"Trois amis m'ont déçu : toi, l'Amour et le monde."
Ronsard eut essentiellement, dans sa vie, trois amours : Cassandre, Marie, et Hélène. Héroïnes des Amours, elles se partagent de manière plutôt équitable la vedette, selon un ordre chronologique. (Avec en plus de ça, la présence d'une obscure Astrée et des amours diverses.)
Cassandre, tout d'abord, une jeune femme qu'il ne pourra épouser car il est clerc, et elle se marie à un jeune homme un an après qu'il tombe éperdument amoureux de sa belle. Il l'aimera dix ans, puis s'en détournera en l'accusant de cruauté, car "[...] quand [la jeune fille] devient voire de jour en jour - Plus dure et plus rebelle, et plus rude en amour, - On doit s'en éloigner [...]".
Puis vient Marie, une jeune paysanne simple qui lui résistera et qu'il aimera (je crois) six ans - avant qu'elle ne meure dans des circonstances inexpliquées - d'où une étrange "déception" (cf la citation du titre de ma critique).
Et enfin Hélène, suivante de Catherine de Médicis, qu'il aimera d'un amour plus intellectuel en jurant qu'elle est son dernier amour.
Ronsard réussit l'exploit de n'être ni (trop) répétitif dans le fond, ni répétitif dans la forme. Le fond tout d'abord est évidemment amoureux, mais à tendance antique, lyrique, ou champêtre, légère... Avec des apostrophes, le thème de la nature, de la beauté, de magnifiques descriptions des attributs adorés, le rejet de la part de l'aimée, des réflexions sur l'amour, sa misère et son inconstance... Quant à la forme, on a droit la plupart du temps à des sonnets, ce qui rend le texte plus aérien, ou alors à des chansons, des élégies tragiques et intelligentes, des dialogues même.

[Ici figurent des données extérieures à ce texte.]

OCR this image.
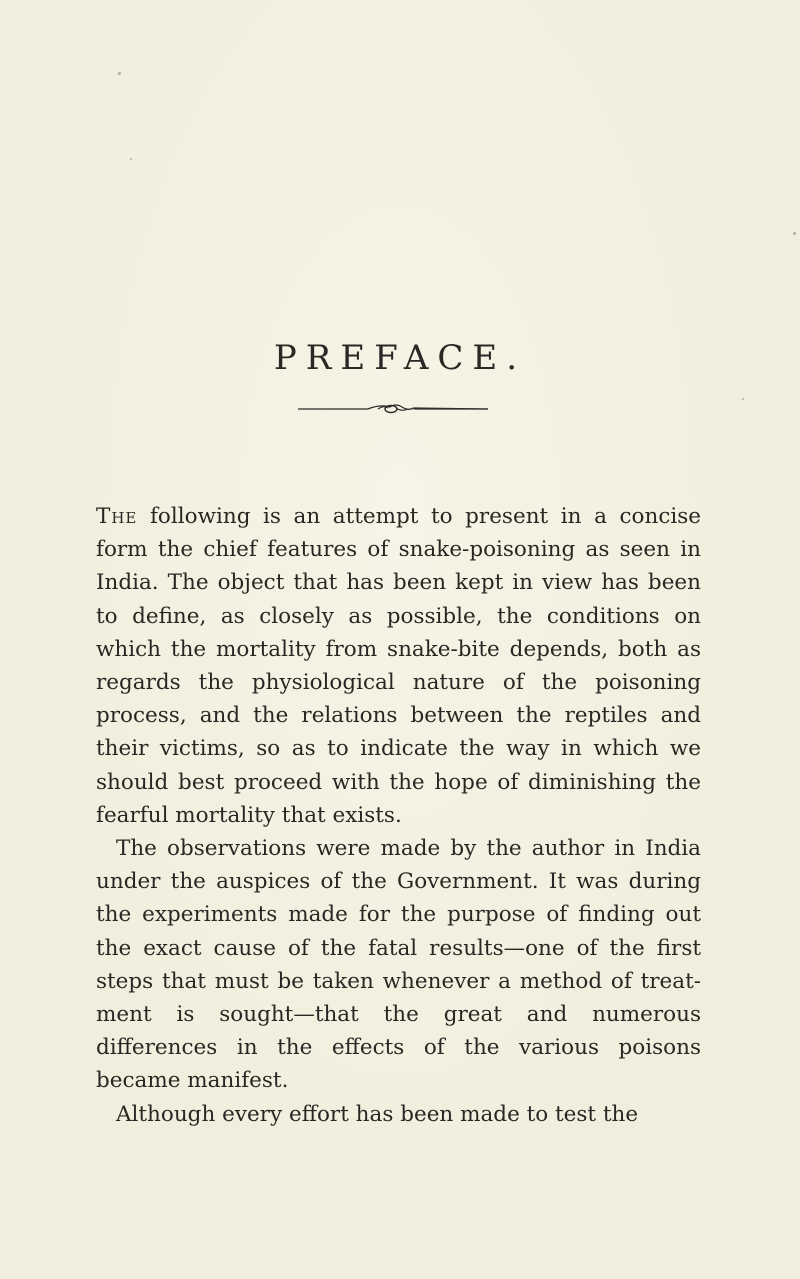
PREFACE.

The following is an attempt to present in a concise form the chief features of snake-poisoning as seen in India. The object that has been kept in view has been to define, as closely as possible, the conditions on which the mortality from snake-bite depends, both as regards the physiological nature of the poisoning process, and the relations between the reptiles and their victims, so as to indicate the way in which we should best proceed with the hope of diminishing the fearful mortality that exists.

The observations were made by the author in India under the auspices of the Government. It was during the experiments made for the purpose of finding out the exact cause of the fatal results—one of the first steps that must be taken whenever a method of treat- ment is sought—that the great and numerous differences in the effects of the various poisons became manifest.

Although every effort has been made to test the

Je ne m'explique pas vraiment pourquoi j'ai presque aimé les Amours. L'écriture est évidemment sublime, le sujet classieux et vaste, comme en témoignent les 379 pages... Mais d'habitude, cela ne me donne pas le goût de la poésie. Je crois en fait que ce qui m'a vraiment touchée, c'est que ces Amours reconstituent l'histoire de la vie sentimentale de Ronsard, ses souffrances, ses joies, dépeignant chaque objet de son amour avec singularité et quasi-lucidité. Les Amours, c'est un puzzle terminé, cohérent, beau, bien que très long et parfois, tout de même, un peu lassant. Parce que même en parvenant à renouveler son sujet, il y a un moment où l'ardeur s'essouffle, et où Ronsard semble dire à l'une ce qu'il a dit à l'autre.
A lire comme le formidable roman des tumultueuses épopées amoureuses d'un poète.